Die Universität in Liverpool
Die Universität in Liverpool selbst beschreibt er als einen Campus aus historischen und modernen Gebäuden, die sich mitten in der Stadt befinden: “Die Wohnheime stehen auf dem Campus, so dass man in zehn Minuten in den Hörsälen ist.”

Die Integration in den Uni-Alltag und die Freizeitprogramme gelang ihm mühelos. Er erzählt von verschiedenen Vereinen, sogenannten Societies, denen er beigetreten ist. Die Rock Society beispielsweise veranstaltet Ausflüge und Zusammenkünfte rund um die Musik, in denen man sehr schnell Kontakte zu den einheimischen Studenten knüpfen kann: “Man ist nicht nur mit Erasmus-Studenten in einem separierten Programm zusammen, im Gegenteil!”
Kevin beschreibt den Universitäts-Alltag als organisiert. Er lässt durchblicken, dass man sich in manchen Dingen jedoch ein Beispiel an Würzburg nehmen könne. Der bürokratische Aufwand, um eine Vorlesung zu besuchen, sei in Liverpool enorm. “Es gab ständig Anwesenheitslisten und Studierendenausweis-Kontrollen. Außerdem wurden wir aufgefordert eine SMS mit Studentennummer und Code zu senden, alles nur um die Anwesenheit festzustellen”, sagt Kevin.
Wer Kevin kennt, der weiß, dass ihm so etwas nicht leichtfällt. Vor seinem Studium hat er eine Ausbildung zum Anwendungsentwickler abgeschlossen und anschließend für mehrere Jahre als Consultant gearbeitet. Vieles musste er sich dabei selbst aneignen. Er ist ein freiheitsliebender Mensch und hat keine Probleme damit, sich selbst zu organisieren. Das möchte er auch in seinem Studium so haben.

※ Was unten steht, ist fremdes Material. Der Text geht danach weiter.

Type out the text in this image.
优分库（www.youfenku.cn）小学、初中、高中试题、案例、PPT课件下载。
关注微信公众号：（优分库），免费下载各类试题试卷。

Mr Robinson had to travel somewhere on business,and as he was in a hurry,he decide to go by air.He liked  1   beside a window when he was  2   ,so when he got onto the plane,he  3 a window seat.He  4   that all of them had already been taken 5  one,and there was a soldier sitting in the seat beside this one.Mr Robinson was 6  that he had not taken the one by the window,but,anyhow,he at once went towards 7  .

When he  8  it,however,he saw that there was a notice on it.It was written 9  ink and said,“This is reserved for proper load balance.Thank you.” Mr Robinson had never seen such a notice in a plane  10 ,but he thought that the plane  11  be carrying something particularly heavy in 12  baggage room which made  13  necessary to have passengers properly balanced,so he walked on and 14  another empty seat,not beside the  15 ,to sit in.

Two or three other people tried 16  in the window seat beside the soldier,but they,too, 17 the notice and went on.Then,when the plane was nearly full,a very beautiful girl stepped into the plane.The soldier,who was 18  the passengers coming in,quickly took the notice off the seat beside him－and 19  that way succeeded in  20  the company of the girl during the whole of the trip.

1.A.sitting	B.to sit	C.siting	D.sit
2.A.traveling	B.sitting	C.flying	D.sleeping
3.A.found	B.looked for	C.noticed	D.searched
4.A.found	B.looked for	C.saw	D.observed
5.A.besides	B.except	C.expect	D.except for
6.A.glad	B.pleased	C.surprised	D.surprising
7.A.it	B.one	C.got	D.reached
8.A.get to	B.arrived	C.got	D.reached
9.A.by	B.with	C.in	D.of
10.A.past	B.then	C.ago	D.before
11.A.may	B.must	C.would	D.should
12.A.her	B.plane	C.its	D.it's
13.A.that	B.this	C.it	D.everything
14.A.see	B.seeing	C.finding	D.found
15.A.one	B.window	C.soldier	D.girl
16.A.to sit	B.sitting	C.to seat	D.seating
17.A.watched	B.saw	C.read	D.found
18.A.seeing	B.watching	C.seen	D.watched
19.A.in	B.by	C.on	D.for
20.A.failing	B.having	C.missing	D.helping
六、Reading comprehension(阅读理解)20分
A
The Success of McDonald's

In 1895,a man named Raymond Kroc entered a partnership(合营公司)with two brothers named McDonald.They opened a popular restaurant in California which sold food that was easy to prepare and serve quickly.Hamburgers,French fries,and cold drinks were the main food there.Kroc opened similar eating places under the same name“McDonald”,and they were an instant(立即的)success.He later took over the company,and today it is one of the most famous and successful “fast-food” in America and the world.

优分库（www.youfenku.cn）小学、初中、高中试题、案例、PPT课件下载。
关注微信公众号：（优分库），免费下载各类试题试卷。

Umso besser gefiel ihm hingegen der praxisorientierte Unterricht in Liverpool, zum Beispiel in Business Finance: “Wir haben dort gelernt, wie Unternehmensbewertungen in der Praxis erstellt werden.” Kevins Dozent war ein ehemaliger Mitarbeiter der Deutschen Bank aus dem Bereich Mergers & Acquisitions. “Die Praxiskompetenz dort ist wirklich beispielhaft”, sagt Kevin.
Das Leben in Liverpool
Die Freizeit kam trotz allem nicht zu kurz. Ist der Arbeitstag erst mal geschafft, geht man in Liverpool an den Concert Square oder in die Matthew Street. Kneipen, Live Musik, Sportbars und Restaurants prägen die Erlebnisviertel in Liverpool.
Als echter Fußball-Fan ging es für Kevin natürlich auch ins Anfield, das berühmte Stadion des FC Liverpool. Schmunzelnd berichtet Kevin, wie beim Top-Ligaspiel Liverpool gegen Chelsea Jürgen Klopp beim späten Ausgleich durch Chelsea an der Seitenlinie tobte: “Ich wäre gerne öfter ins Stadion gegangen, leider bin ich aber kein Dauerkartenbesitzer und die Preise für ein Ticket sind sehr teuer.”

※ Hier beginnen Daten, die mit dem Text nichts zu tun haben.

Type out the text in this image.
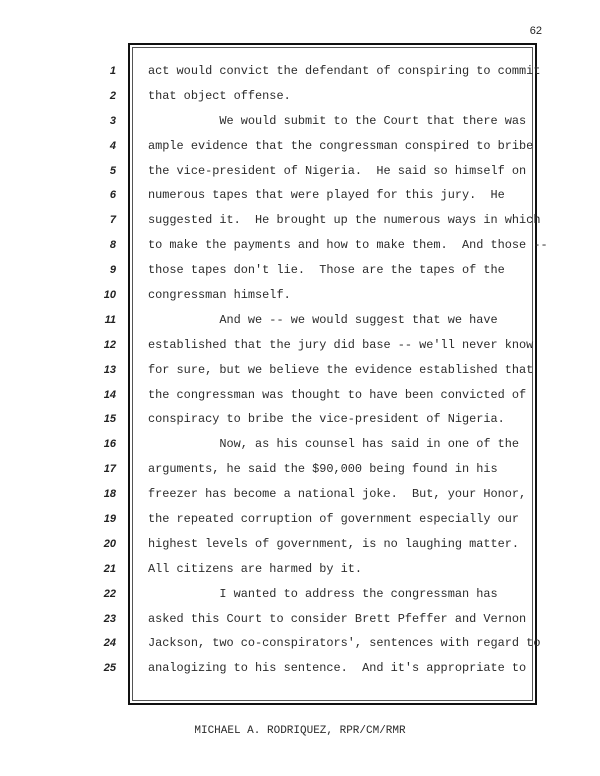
62
1
2
3
4
5
6
7
8
9
10
11
12
13
14
15
16
17
18
19
20
21
22
23
24
25
act would convict the defendant of conspiring to commit
that object offense.
We would submit to the Court that there was
ample evidence that the congressman conspired to bribe
the vice-president of Nigeria.  He said so himself on
numerous tapes that were played for this jury.  He
suggested it.  He brought up the numerous ways in which
to make the payments and how to make them.  And those --
those tapes don't lie.  Those are the tapes of the
congressman himself.
And we -- we would suggest that we have
established that the jury did base -- we'll never know
for sure, but we believe the evidence established that
the congressman was thought to have been convicted of
conspiracy to bribe the vice-president of Nigeria.
Now, as his counsel has said in one of the
arguments, he said the $90,000 being found in his
freezer has become a national joke.  But, your Honor,
the repeated corruption of government especially our
highest levels of government, is no laughing matter.
All citizens are harmed by it.
I wanted to address the congressman has
asked this Court to consider Brett Pfeffer and Vernon
Jackson, two co-conspirators', sentences with regard to
analogizing to his sentence.  And it's appropriate to
MICHAEL A. RODRIQUEZ, RPR/CM/RMR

Überhaupt ist das Leben in Liverpool teuer. Die Mieten für ein Wohnheim-Zimmer liegen zwischen 500 bis 700 Euro. Das ist wesentlich mehr als in Würzburg. Finanzielle Unterstützung erfuhr Kevin durch ein Erasmus Stipendium.
Insgesamt ist Kevin sehr glücklich mit seinem Aufenthalt in Liverpool. “Ich möchte meine Zeit in England nicht missen,” schwärmt er. Man merkt ihm an: Diese Stadt und ihre Menschen im Norden Europas haben sehr viel mehr zu bieten, als man annehmen würde.